Elliott Takes Over 10% Stake in Norwegian Cruise, Targets Concert Overspending
Activist investor Elliott Investment Management has amassed over a 10% stake in Norwegian Cruise Line and challenged the board’s succession choices, targeting what it calls excessive spending on events like a Katy Perry concert. Elliott outlined a strategy to boost shares to $56 after the stock rose 12%.
1. Stake Building and Rationale
Elliott Investment Management disclosed a stake exceeding 10% in Norwegian Cruise Line, citing dissatisfaction with recent board succession decisions and lack of cruise-industry expertise among directors. The activist firm argues these governance issues have undercut shareholder value and is nominating alternative candidates.
2. Criticism of Event Spending
Elliott singled out costly onboard events—including flying guests to Reykjavik for a Katy Perry concert and curated fine art experiences—as examples of expenditures that have failed to deliver adequate returns. The investor contends these outlays dilute focus on core operations and weighed on performance.

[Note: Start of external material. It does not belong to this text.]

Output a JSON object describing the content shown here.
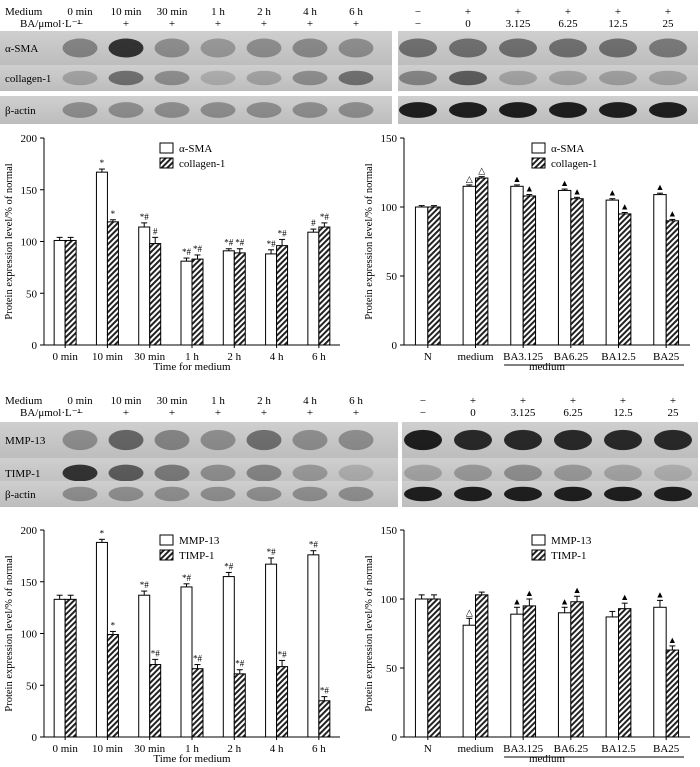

3. Management and Leadership Changes
Last week Norwegian replaced CEO Harry Sommer with John Chidsey, former Subway Restaurants CEO, in what the company described as a strategic leadership shift. Elliott praised the move but insists a more rigorous board appointment process is needed to ensure effective oversight.
4. Share Performance and Industry Context
Following the stake announcement, Norwegian shares jumped 12%, marking the largest one-day gain since April and valuing the company near $11 billion. While the cruise sector benefits from rising demand, Norwegian’s 97% gain since early 2023 lags peers Carnival and Royal Caribbean, which rose 305% and 555%, respectively.